The Pacific Northwest Booksellers Association devoted its Fall Tradeshow’s second day to the exhibition hall, a membership meeting, and interludes in celebration of authors and their latest publications. Booksellers voted Soul Jar: Thirty-One Fantastical Tales by Disabled Authors, edited by Annie Carl (Forest Avenue Press, Oct.), the PNBA BuzzBook of the year. Carl is the owner of the accessibility-focused Neverending Bookshop in Edmonds, Wash., and Soul Jar includes a foreword by Hild author Nicola Griffith.
An Authors Over Easy breakfast included presentations by memoirist Maeve DuVally (Maeve Rising: Coming Out Trans in Corporate America, Sibylline Press), who described recovery from alcohol addiction and coming out as transgender in 2019, all while working in media relations at Goldman Sachs: “I had to keep becoming Maeve every day of my life.” Other speakers included novelists with books forthcoming in 2024—Laurie Frankel, Rachel Khong, and crime writer Don Winslow—as well as Garth Stein, who joked that his The Cloven: Book Two, illustrated by Matthew Southworth (Fantagraphics/W.W. Norton), has led readers to ask, “How did the guy who wrote the dog book [The Art of Racing in the Rain] write a graphic novel about genetically modified goat people?”
After breakfast, most attendees proceeded to the exhibit hall, where, thanks to uninterrupted trade floor hours from 9:30 a.m. until 4:30 p.m., booksellers didn’t miss any events while connecting with publishers’ reps and other vendors. At the entrance to the exhibit hall, PNBA invited the American Civil Liberties Union of Oregon to set up a table, and ACLU community engagement director Jackie Yerby fielded questions from booksellers concerned about social justice and the freedom to read.
Judey Kalchick, program manager for the Book Industry Charitable Foundation, was also on hand to support booksellers. Kalchick told PNBA members that BINC has approved and paid 206 grants this year so far (as of the end of July), and gives an average of $2,200 per grant to those in need—an increase over last year’s average grant of $1,730. She told members that monthly donations, customer “roundup at the registers,” and other contributions have resulted in “really great fundraising.”
Membership on the Rise
At the PNBA membership meeting, PNBA board president Lane Jacobson, of Paulina Springs Books in Sisters, Or., told the assembly that PNBA is “at the highest level of membership since 2010.” PNBA executive director Brian Juenemann reinforced this, explaining that “PNBA membership has taken a solid upturn in 2023” as its staff has reviewed the database, followed up with stores whose memberships had lapsed, and connected with startups. As a result, PNBA stands at 157 member stores, seven more than last year.
This engagement brings “a jolt of energy as well as a responsibility” to listen to bookstores with varying priorities, Juenemann said. “Specialty, online, mobile, you name it—these folks are coming to us not just to get on a roster, but to get involved.” He called the membership “our lifeblood” and “fresh fuel” for the organization.
In addition, Fall Tradeshow attendance numbers and exhibitors are rising, with final tallies to be announced in the coming days. “We’re very close to where we were in numbers prior to the pandemic,” said Juenemann. Although PNBA ended 2022 with a slight financial deficit, the organization is optimistic about its holiday catalog—“our biggest revenue maker,” according to secretary-treasurer Melissa DeMotte of The Well~Read Moose in Coeur d’Alene, Idaho.

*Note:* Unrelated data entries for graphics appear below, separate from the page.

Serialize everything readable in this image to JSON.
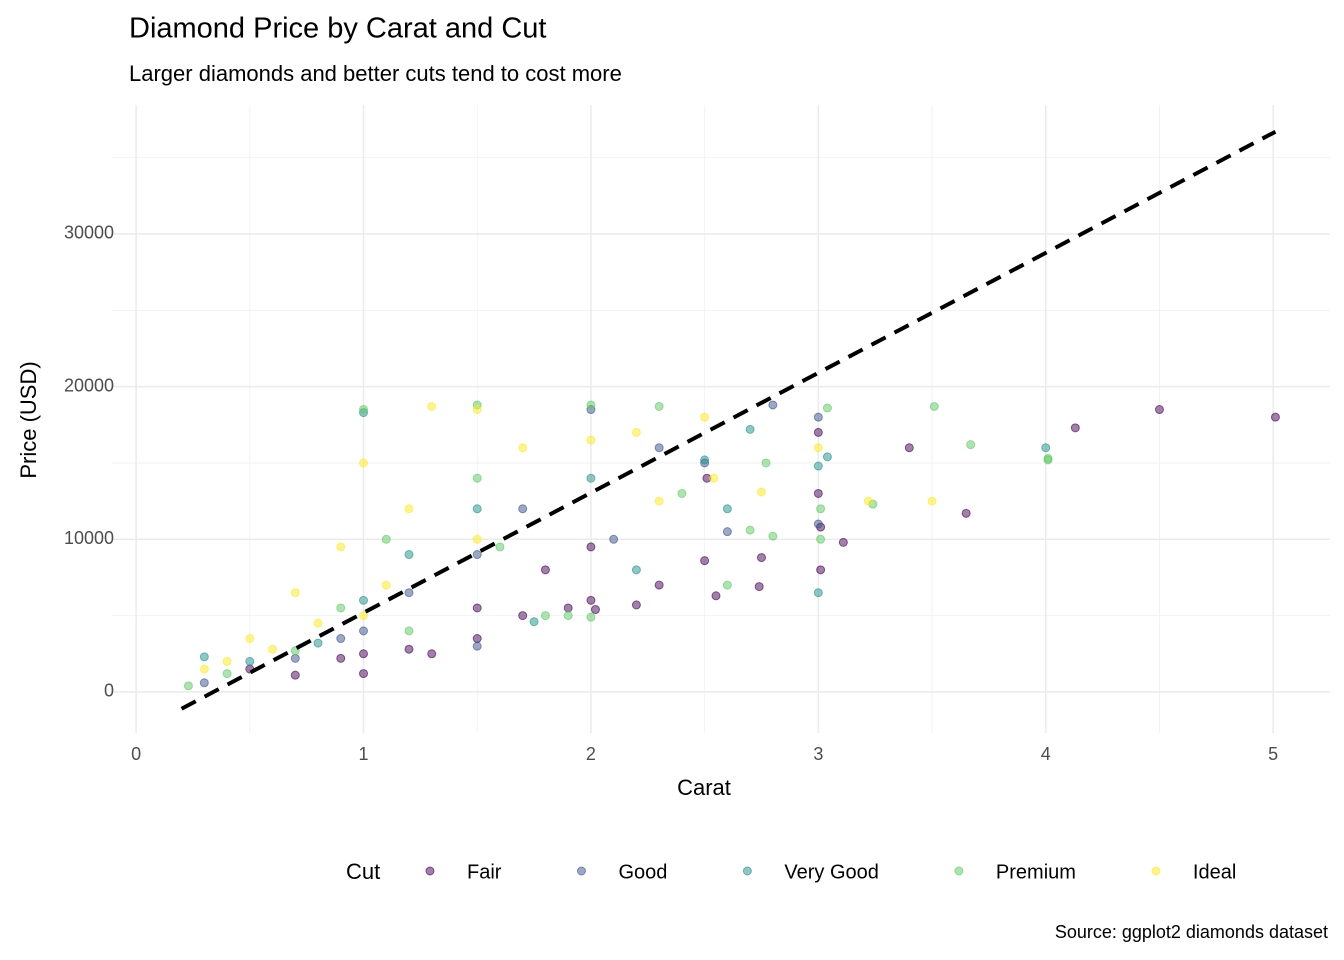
{
  "chart_data": {
    "type": "scatter",
    "title": "Diamond Price by Carat and Cut",
    "subtitle": "Larger diamonds and better cuts tend to cost more",
    "x_label": "Carat",
    "y_label": "Price (USD)",
    "caption": "Source: ggplot2 diamonds dataset",
    "legend_title": "Cut",
    "legend_position": "bottom",
    "grid": true,
    "xlim": [
      -0.106,
      5.25
    ],
    "ylim": [
      -2690,
      38450
    ],
    "xticks": [
      0,
      1,
      2,
      3,
      4,
      5
    ],
    "yticks": [
      0,
      10000,
      20000,
      30000
    ],
    "trend_line": {
      "x": [
        0.2,
        5.01
      ],
      "y": [
        -1100,
        36700
      ]
    },
    "series": [
      {
        "name": "Fair",
        "color": "#440154",
        "x": [
          5.01,
          4.5,
          4.13,
          3.65,
          3.4,
          3.11,
          3.01,
          3.01,
          3.0,
          3.0,
          2.74,
          2.75,
          2.55,
          2.5,
          2.3,
          2.2,
          2.02,
          2.0,
          2.0,
          1.9,
          1.7,
          1.5,
          1.5,
          1.2,
          1.0,
          1.0,
          0.9,
          0.7,
          0.5,
          1.3,
          2.51,
          1.8
        ],
        "values": [
          18000,
          18500,
          17300,
          11700,
          16000,
          9800,
          10800,
          8000,
          13000,
          17000,
          6900,
          8800,
          6300,
          8600,
          7000,
          5700,
          5400,
          6000,
          9500,
          5500,
          5000,
          3500,
          5500,
          2800,
          1200,
          2500,
          2200,
          1100,
          1500,
          2500,
          14000,
          8000
        ]
      },
      {
        "name": "Good",
        "color": "#3b528b",
        "x": [
          2.8,
          2.5,
          2.0,
          1.5,
          1.0,
          0.7,
          0.3,
          1.5,
          2.1,
          2.6,
          3.0,
          1.2,
          0.9,
          3.0,
          1.7,
          2.3
        ],
        "values": [
          18800,
          15000,
          18500,
          9000,
          4000,
          2200,
          600,
          3000,
          10000,
          10500,
          11000,
          6500,
          3500,
          18000,
          12000,
          16000
        ]
      },
      {
        "name": "Very Good",
        "color": "#21908c",
        "x": [
          3.04,
          3.0,
          3.0,
          4.0,
          2.7,
          1.0,
          2.5,
          1.5,
          1.0,
          0.5,
          0.3,
          2.0,
          1.75,
          1.2,
          0.8,
          2.6,
          2.2
        ],
        "values": [
          15400,
          14800,
          6500,
          16000,
          17200,
          18300,
          15200,
          12000,
          6000,
          2000,
          2300,
          14000,
          4600,
          9000,
          3200,
          12000,
          8000
        ]
      },
      {
        "name": "Premium",
        "color": "#5dc863",
        "x": [
          4.01,
          4.01,
          3.67,
          3.51,
          3.24,
          3.04,
          3.01,
          3.01,
          2.8,
          2.7,
          2.77,
          1.0,
          1.5,
          2.0,
          2.3,
          1.8,
          1.9,
          2.0,
          1.2,
          0.9,
          0.4,
          0.23,
          1.5,
          2.4,
          1.1,
          0.7,
          2.6,
          1.6
        ],
        "values": [
          15200,
          15300,
          16200,
          18700,
          12300,
          18600,
          10000,
          12000,
          10200,
          10600,
          15000,
          18500,
          18800,
          18800,
          18700,
          5000,
          5000,
          4900,
          4000,
          5500,
          1200,
          400,
          14000,
          13000,
          10000,
          2700,
          7000,
          9500
        ]
      },
      {
        "name": "Ideal",
        "color": "#fde725",
        "x": [
          3.5,
          3.22,
          2.75,
          3.0,
          1.3,
          1.5,
          2.5,
          1.0,
          1.2,
          0.9,
          0.7,
          0.5,
          0.3,
          0.6,
          1.1,
          1.7,
          2.0,
          2.2,
          0.4,
          1.0,
          1.5,
          0.8,
          2.3,
          2.54
        ],
        "values": [
          12500,
          12500,
          13100,
          16000,
          18700,
          18500,
          18000,
          15000,
          12000,
          9500,
          6500,
          3500,
          1500,
          2800,
          7000,
          16000,
          16500,
          17000,
          2000,
          5000,
          10000,
          4500,
          12500,
          14000
        ]
      }
    ]
  }
}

The organization has also taken a new approach to PNBA Book Awards nominations. “We’re doing a fee structure for the first time ever to add a little value to the program,” Juenemann said, noting that when nominations were free, the committee received so many books that judging proved time-consuming. By “setting a threshold” with the fee requirement—PNBA member organizations pay $50 per nomination and non-members pay $75—PNBA reduced the number of submissions by around 30% and created “an income stream” that stands to reverse past years’ expenses.
A day filled with meetings and discoveries ended with a feast and a cocktail hour. During the Signature Dish, PNBA’s annual dinner event, 16 authors across a plethora of categories gamely visited tables to introduce themselves and their books. Among them were writers for young readers Anne Broyles, Joanna Ho, Vikram Madan, and Liz Rusch, and nonfiction writers Betsy Gaines Quammen, Margaret Renkl, and Elizabeth Rush. Eighteen more authors graced Sweet & Greet, which served as a "literary digestif" with cocktails and conversation, before another PNBA evening wrapped up.